While enthusiasm for CODESYS is high, particularly in off‑highway automation and industrial controls, experienced practitioners urge caution. Maintenance teams may face increased hardware variability and vendor-specific quirks; integration testing remains critical .

Nevertheless, many users embrace CODESYS for its flexibility, powerful diagnostic features, and capacity to treat ECUs as mini industrial PCs—ideal for field updates or telematics expansion.

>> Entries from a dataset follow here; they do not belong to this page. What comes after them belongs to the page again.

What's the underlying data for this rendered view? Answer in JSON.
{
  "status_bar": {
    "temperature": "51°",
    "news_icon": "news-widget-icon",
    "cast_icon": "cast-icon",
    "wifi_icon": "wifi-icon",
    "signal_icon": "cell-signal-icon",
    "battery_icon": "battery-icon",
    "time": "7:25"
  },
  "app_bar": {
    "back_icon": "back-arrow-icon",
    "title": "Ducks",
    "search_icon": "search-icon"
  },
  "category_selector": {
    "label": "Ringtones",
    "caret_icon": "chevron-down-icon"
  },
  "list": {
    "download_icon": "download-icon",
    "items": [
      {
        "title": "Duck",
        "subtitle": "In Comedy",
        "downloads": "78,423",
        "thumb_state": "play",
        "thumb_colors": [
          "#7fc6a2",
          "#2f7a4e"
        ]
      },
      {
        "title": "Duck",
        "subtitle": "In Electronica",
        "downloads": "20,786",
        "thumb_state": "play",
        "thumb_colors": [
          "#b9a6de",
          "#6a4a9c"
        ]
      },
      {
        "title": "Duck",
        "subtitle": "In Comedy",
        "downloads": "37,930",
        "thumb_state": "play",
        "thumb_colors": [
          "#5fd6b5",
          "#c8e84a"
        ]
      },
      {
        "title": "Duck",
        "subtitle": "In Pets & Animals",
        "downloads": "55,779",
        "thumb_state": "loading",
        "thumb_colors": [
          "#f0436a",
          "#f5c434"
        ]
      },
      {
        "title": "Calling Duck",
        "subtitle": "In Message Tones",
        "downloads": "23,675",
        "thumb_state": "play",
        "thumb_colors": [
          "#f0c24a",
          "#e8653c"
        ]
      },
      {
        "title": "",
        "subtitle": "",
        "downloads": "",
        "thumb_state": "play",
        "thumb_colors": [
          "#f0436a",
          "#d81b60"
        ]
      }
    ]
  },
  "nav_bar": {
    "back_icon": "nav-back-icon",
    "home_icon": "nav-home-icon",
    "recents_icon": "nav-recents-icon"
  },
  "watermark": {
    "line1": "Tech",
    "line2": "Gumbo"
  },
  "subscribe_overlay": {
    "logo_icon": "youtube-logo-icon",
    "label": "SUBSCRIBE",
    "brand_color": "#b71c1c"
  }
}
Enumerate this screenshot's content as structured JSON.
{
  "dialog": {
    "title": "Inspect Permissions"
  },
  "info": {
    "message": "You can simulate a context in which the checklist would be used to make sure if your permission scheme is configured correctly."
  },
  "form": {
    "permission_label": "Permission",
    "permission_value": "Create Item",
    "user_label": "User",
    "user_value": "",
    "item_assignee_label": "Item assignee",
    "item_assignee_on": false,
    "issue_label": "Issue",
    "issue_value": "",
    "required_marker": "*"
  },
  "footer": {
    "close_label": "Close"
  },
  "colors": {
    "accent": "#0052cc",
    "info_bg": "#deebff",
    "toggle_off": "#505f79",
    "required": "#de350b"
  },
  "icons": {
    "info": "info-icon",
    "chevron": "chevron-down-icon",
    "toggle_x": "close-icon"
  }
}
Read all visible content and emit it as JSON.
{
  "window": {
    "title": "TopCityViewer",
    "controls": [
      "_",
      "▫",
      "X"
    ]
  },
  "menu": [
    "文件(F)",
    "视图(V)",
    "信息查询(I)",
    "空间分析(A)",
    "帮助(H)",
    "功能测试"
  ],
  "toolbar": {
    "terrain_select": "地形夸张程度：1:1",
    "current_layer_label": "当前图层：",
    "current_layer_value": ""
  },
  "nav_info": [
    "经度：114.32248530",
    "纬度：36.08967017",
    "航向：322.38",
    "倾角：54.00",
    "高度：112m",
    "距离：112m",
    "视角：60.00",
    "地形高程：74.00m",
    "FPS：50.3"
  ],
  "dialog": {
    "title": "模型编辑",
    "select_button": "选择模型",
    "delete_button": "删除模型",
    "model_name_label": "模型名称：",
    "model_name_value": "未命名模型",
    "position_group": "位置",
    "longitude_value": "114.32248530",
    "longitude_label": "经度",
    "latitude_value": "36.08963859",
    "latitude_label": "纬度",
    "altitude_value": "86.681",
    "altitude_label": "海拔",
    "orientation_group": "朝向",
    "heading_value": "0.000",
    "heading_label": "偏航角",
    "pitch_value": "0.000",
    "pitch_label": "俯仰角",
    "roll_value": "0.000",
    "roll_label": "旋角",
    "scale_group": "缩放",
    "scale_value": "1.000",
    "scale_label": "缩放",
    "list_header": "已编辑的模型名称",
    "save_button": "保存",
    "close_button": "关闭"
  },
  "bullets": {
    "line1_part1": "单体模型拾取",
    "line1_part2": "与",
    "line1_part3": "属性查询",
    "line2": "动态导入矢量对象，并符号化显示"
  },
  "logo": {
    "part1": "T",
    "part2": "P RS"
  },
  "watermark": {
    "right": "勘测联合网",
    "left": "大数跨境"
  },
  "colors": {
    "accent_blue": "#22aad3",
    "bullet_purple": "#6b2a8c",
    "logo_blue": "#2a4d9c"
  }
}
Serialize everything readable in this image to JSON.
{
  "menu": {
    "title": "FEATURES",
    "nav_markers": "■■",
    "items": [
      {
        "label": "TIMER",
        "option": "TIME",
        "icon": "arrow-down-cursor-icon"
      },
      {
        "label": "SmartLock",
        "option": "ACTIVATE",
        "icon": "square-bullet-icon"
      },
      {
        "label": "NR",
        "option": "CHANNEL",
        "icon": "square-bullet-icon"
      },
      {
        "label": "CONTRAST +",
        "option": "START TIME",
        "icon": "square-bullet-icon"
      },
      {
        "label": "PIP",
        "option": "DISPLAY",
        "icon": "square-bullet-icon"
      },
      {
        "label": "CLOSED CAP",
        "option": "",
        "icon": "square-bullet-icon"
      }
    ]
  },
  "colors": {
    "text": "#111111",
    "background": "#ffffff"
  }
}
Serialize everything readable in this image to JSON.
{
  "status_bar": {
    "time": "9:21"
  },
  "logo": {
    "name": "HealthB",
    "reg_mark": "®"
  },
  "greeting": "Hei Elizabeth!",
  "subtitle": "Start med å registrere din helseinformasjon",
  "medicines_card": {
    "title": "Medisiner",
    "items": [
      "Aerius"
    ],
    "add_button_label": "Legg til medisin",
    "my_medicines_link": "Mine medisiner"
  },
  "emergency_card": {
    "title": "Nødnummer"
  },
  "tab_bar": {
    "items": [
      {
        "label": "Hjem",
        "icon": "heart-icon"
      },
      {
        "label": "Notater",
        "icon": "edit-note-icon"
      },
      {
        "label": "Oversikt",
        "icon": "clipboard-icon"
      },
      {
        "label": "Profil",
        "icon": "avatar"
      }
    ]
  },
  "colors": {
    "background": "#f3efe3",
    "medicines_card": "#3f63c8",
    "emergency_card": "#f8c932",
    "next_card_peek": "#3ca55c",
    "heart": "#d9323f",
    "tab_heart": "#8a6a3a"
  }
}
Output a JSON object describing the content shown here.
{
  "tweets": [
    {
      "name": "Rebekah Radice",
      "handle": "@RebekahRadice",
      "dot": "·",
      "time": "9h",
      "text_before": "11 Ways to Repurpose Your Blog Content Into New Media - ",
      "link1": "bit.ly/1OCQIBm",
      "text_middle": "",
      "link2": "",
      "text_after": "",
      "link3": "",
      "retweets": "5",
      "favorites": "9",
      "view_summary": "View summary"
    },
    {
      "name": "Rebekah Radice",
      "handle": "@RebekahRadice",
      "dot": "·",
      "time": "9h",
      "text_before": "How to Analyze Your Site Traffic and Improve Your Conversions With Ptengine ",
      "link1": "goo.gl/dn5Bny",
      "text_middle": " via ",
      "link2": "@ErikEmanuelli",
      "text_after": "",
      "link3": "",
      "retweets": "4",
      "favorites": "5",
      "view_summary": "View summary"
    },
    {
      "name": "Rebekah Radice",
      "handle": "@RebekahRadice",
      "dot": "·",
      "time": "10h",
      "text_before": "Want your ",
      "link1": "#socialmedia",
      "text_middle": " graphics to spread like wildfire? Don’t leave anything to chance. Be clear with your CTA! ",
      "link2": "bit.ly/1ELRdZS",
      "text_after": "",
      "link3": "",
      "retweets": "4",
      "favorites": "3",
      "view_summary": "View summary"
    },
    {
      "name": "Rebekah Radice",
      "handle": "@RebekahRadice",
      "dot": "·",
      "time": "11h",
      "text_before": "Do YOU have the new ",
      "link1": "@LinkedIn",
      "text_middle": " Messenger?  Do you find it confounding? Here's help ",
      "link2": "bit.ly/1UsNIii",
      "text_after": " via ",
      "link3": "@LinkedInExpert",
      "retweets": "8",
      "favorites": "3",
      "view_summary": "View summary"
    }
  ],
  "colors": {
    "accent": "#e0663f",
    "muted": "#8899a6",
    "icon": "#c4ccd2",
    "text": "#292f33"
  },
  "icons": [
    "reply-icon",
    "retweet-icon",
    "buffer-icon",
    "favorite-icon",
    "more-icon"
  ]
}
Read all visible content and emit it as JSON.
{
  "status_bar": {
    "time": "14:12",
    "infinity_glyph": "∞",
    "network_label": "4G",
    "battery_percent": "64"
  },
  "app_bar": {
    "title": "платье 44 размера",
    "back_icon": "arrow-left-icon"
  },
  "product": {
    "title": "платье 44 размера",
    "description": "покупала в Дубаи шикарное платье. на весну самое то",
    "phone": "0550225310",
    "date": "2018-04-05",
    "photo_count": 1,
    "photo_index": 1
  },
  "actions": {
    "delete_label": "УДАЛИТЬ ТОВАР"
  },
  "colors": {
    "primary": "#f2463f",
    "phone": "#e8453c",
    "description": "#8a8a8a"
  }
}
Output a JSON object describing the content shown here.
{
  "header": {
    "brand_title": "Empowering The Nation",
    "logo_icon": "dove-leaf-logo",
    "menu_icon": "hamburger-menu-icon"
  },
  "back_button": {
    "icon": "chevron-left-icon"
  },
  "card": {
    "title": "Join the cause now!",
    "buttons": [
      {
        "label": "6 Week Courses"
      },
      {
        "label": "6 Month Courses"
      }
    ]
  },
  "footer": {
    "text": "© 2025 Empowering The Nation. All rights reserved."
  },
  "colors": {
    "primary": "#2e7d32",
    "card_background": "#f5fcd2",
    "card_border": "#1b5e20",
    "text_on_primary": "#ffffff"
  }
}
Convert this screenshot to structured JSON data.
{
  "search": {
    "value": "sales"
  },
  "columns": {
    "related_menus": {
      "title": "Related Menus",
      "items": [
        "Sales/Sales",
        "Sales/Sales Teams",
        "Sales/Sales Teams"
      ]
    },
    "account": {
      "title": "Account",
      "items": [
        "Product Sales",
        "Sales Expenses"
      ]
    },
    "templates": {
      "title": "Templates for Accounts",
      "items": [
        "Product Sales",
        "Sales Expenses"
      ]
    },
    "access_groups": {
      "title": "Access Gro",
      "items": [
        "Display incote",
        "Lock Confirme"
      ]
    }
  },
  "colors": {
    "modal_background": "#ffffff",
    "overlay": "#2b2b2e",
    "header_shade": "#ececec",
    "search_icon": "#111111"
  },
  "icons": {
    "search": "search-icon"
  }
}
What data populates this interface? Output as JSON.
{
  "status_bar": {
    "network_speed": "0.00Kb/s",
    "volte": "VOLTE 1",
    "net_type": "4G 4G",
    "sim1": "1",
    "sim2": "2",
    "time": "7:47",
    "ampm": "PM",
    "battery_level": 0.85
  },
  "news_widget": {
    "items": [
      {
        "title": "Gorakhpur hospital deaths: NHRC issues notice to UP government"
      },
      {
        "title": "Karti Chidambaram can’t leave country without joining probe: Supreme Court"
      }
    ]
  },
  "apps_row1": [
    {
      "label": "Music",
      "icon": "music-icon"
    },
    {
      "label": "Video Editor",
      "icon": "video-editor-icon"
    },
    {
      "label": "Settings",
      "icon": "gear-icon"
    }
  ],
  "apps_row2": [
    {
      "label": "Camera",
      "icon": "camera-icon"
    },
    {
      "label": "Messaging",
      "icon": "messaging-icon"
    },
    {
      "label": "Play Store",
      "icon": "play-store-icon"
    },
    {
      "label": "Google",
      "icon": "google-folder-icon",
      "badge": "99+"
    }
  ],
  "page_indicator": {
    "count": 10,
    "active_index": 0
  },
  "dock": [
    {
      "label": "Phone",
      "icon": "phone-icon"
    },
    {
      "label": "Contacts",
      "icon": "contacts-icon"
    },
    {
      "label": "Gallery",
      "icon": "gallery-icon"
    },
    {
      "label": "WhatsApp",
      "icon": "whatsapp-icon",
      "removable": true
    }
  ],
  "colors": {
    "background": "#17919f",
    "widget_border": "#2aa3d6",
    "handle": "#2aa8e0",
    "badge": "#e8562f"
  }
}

Context in Aerospace and Off‑Highway Markets

For aerospace, mobile machinery, and rugged vehicle systems, reliability and deterministic control matter most. CODESYS has become a go-to in these environments—ISOBUS, J1939, and CANopen stacks are already ship‑tested in heavy equipment and rail systems. The addition of CODESYS on New Eagle’s ECUs aligns with ongoing trends toward open automation platforms, virtualization, and firmware-over‑the‑air updates.

Bottom Line

New Eagle’s embrace of CODESYS is a strategic pivot: one that bridges the gap between model-based and PLC-centric development. For OEMs in mobile and aerospace industries, this hybrid support could significantly reduce engineering timelines and integrate legacy codebases more seamlessly.

The proof will lie in field adoption. Will development teams embrace this dual-mode flexibility? Can support and part‑management systems adapt? If executed well, New Eagle may well help catalyze a new era of adaptable, portable control systems.

  • What Changed: New Eagle ECUs now support the CODESYS runtime, enabling IEC 61131‑3 programming (e.g., Ladder Logic, Structured Text).
  • Why It Matters: Engineers gain language flexibility and potential hardware portability without swapping ECUs.
  • What to Watch: Adoption hurdles include team familiarity, version compatibility, and maintaining control over hardware sourcing.
  • In Perspective: Places New Eagle’s ECUs firmly within the modern automation ecosystem—opening doors to virtualization, telematics, and open control architectures.